Looking at the same house price, with a 10% deposit, first-timers can access 407 products – a two-year discount is available at 2.1%, a two-year fix at 2.13%, and a five-year fix at 2.73%.

Of course, rate is not everything in this space and product fees would need to be taking into account, but you can see that there is far greater choice for 90% LTV borrowers and we still don’t have parity in terms of lenders active in both 90% and 95% LTV product spaces.

So, while it’s been heartening to see greater product choice, there is still more to be done in order to provide low-deposit borrowers with a similar level of choice to those of their higher-deposit counterparts.

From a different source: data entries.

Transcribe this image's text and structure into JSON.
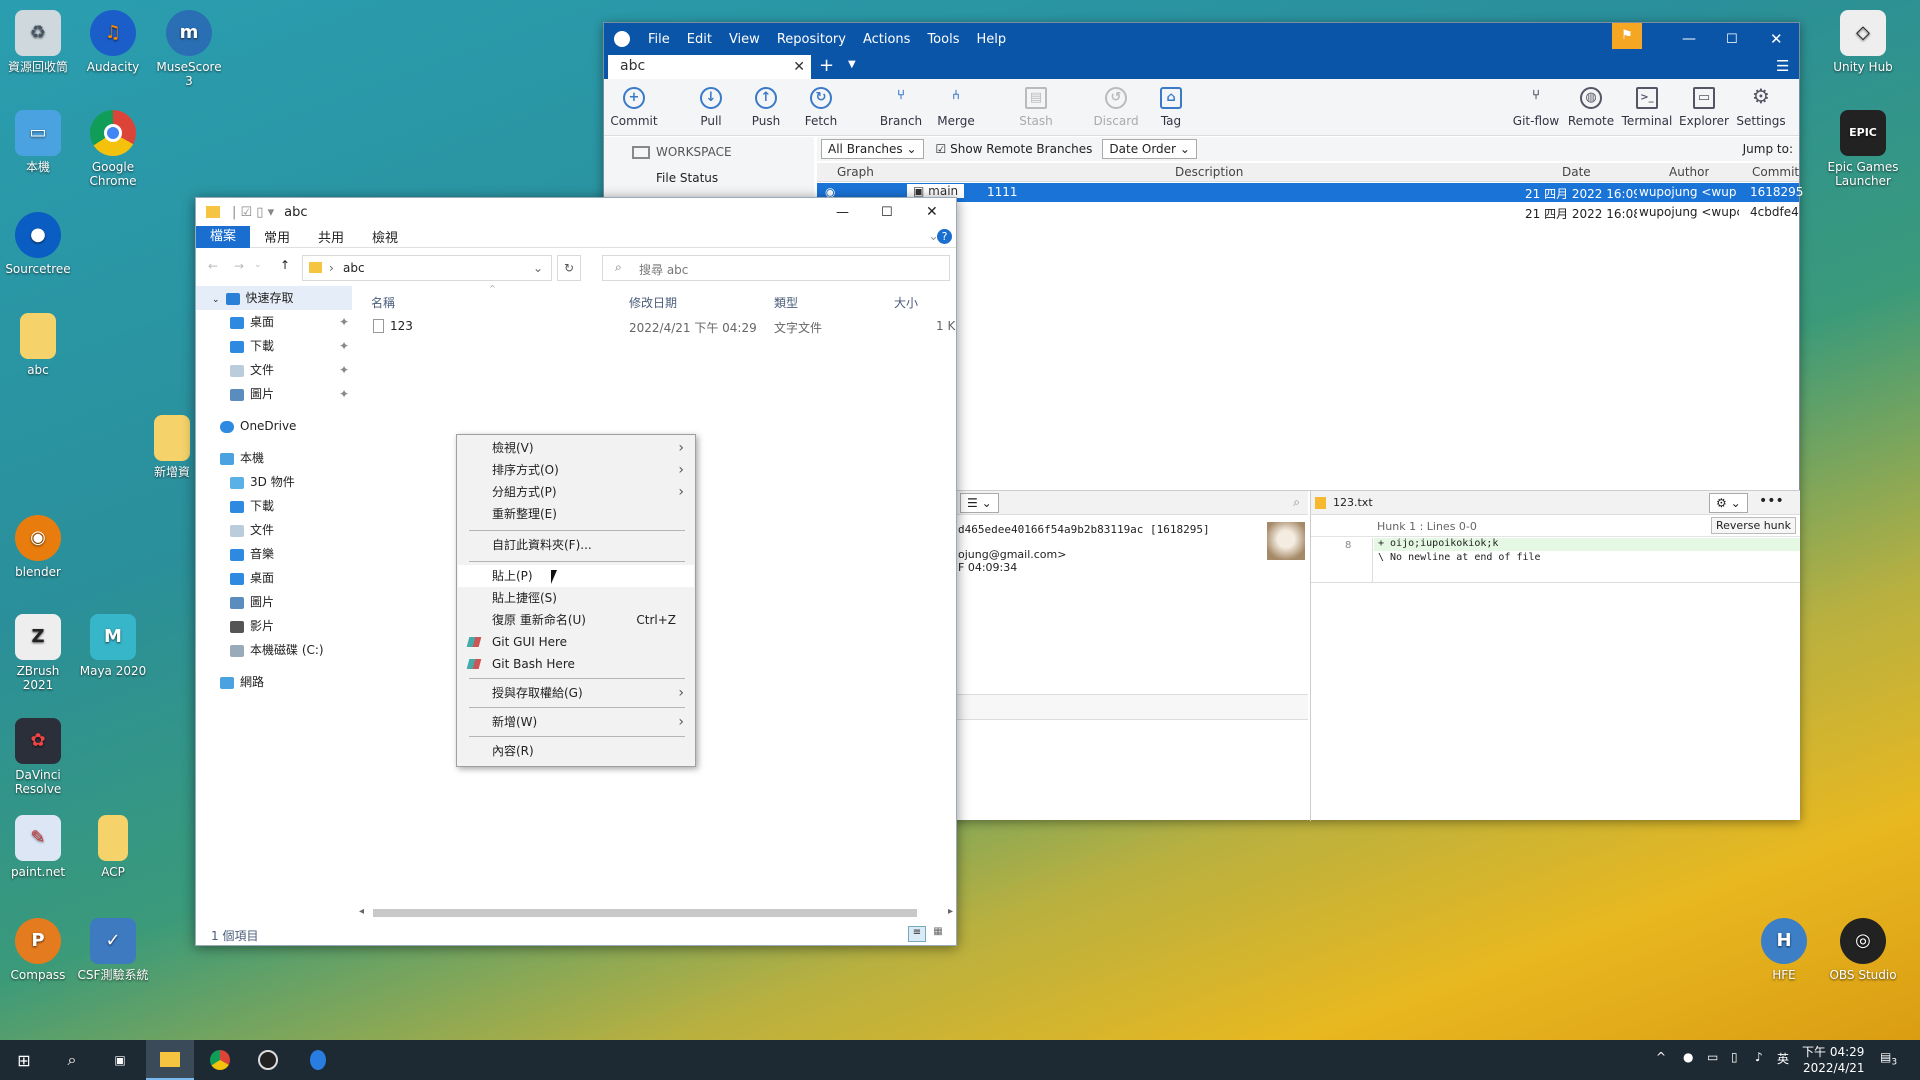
{
  "desktop_icons": [
    {
      "label": "資源回收筒",
      "icon": "recycle-bin-icon"
    },
    {
      "label": "Audacity",
      "icon": "audacity-icon"
    },
    {
      "label": "MuseScore 3",
      "icon": "musescore-icon"
    },
    {
      "label": "本機",
      "icon": "this-pc-icon"
    },
    {
      "label": "Google Chrome",
      "icon": "chrome-icon"
    },
    {
      "label": "Sourcetree",
      "icon": "sourcetree-icon"
    },
    {
      "label": "abc",
      "icon": "folder-icon"
    },
    {
      "label": "新增資",
      "icon": "folder-icon"
    },
    {
      "label": "blender",
      "icon": "blender-icon"
    },
    {
      "label": "ZBrush 2021",
      "icon": "zbrush-icon"
    },
    {
      "label": "Maya 2020",
      "icon": "maya-icon"
    },
    {
      "label": "DaVinci Resolve",
      "icon": "davinci-icon"
    },
    {
      "label": "paint.net",
      "icon": "paintnet-icon"
    },
    {
      "label": "ACP",
      "icon": "folder-icon"
    },
    {
      "label": "Compass",
      "icon": "compass-icon"
    },
    {
      "label": "CSF測驗系統",
      "icon": "csf-icon"
    },
    {
      "label": "Unity Hub",
      "icon": "unity-icon"
    },
    {
      "label": "Epic Games Launcher",
      "icon": "epic-icon"
    },
    {
      "label": "HFE",
      "icon": "hfe-icon"
    },
    {
      "label": "OBS Studio",
      "icon": "obs-icon"
    }
  ],
  "sourcetree": {
    "menu": [
      "File",
      "Edit",
      "View",
      "Repository",
      "Actions",
      "Tools",
      "Help"
    ],
    "tab": "abc",
    "toolbar_left": [
      "Commit",
      "Pull",
      "Push",
      "Fetch",
      "Branch",
      "Merge",
      "Stash",
      "Discard",
      "Tag"
    ],
    "toolbar_right": [
      "Git-flow",
      "Remote",
      "Terminal",
      "Explorer",
      "Settings"
    ],
    "workspace": "WORKSPACE",
    "file_status": "File Status",
    "branches_dropdown": "All Branches",
    "show_remote": "Show Remote Branches",
    "order_dropdown": "Date Order",
    "jump_to": "Jump to:",
    "columns": {
      "graph": "Graph",
      "description": "Description",
      "date": "Date",
      "author": "Author",
      "commit": "Commit"
    },
    "commits": [
      {
        "branch": "main",
        "description": "1111",
        "date": "21 四月 2022 16:09",
        "author": "wupojung <wup",
        "commit": "1618295"
      },
      {
        "branch": "",
        "description": "",
        "date": "21 四月 2022 16:08",
        "author": "wupojung <wupc",
        "commit": "4cbdfe4"
      }
    ],
    "detail": {
      "hash": "d465edee40166f54a9b2b83119ac [1618295]",
      "email": "ojung@gmail.com>",
      "time": "F 04:09:34"
    },
    "diff": {
      "file": "123.txt",
      "hunk": "Hunk 1 : Lines 0-0",
      "reverse": "Reverse hunk",
      "line_no": "8",
      "added": "+ oijo;iupoikokiok;k",
      "note": "\\  No newline at end of file"
    }
  },
  "explorer": {
    "title": "abc",
    "ribbon": [
      "檔案",
      "常用",
      "共用",
      "檢視"
    ],
    "path": "abc",
    "search_placeholder": "搜尋 abc",
    "columns": {
      "name": "名稱",
      "modified": "修改日期",
      "type": "類型",
      "size": "大小"
    },
    "files": [
      {
        "name": "123",
        "modified": "2022/4/21 下午 04:29",
        "type": "文字文件",
        "size": "1 K"
      }
    ],
    "nav": {
      "quick": "快速存取",
      "desktop": "桌面",
      "downloads": "下載",
      "documents": "文件",
      "pictures": "圖片",
      "onedrive": "OneDrive",
      "thispc": "本機",
      "objects3d": "3D 物件",
      "downloads2": "下載",
      "documents2": "文件",
      "music": "音樂",
      "desktop2": "桌面",
      "pictures2": "圖片",
      "videos": "影片",
      "disk": "本機磁碟 (C:)",
      "network": "網路"
    },
    "status": "1 個項目"
  },
  "context_menu": [
    {
      "label": "檢視(V)",
      "sub": true
    },
    {
      "label": "排序方式(O)",
      "sub": true
    },
    {
      "label": "分組方式(P)",
      "sub": true
    },
    {
      "label": "重新整理(E)"
    },
    {
      "label": "自訂此資料夾(F)..."
    },
    {
      "label": "貼上(P)"
    },
    {
      "label": "貼上捷徑(S)"
    },
    {
      "label": "復原 重新命名(U)",
      "shortcut": "Ctrl+Z"
    },
    {
      "label": "Git GUI Here"
    },
    {
      "label": "Git Bash Here"
    },
    {
      "label": "授與存取權給(G)",
      "sub": true
    },
    {
      "label": "新增(W)",
      "sub": true
    },
    {
      "label": "內容(R)"
    }
  ],
  "taskbar": {
    "time": "下午 04:29",
    "date": "2022/4/21",
    "lang": "英",
    "notif": "3"
  }
}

Indeed, when we get back to some sort of pre-pandemic product number parity, we might well be able to say that the industry has truly grasped the nettle and responded as it should.

In the meantime, it’s also important to plan for a future when ‘State aid’ is not required to either act as a catalyst for high LTV mortgages, or to keep it going. The Government scheme is – in the grand scheme of things – not here for a very long time and, without putting down its huge influence, it would be a positive to see more and more lenders coming to market without needing to use it.

After all, as mentioned, there are more flexible and cheaper private options available, if they need that insurance (as many lenders do) in order to feel confident in producing and developing their high LTV offering. We need this market to be sustainable for both the short- and long-term, otherwise the hopes of a new generation of potential homebuyers are going to be set back time and time again.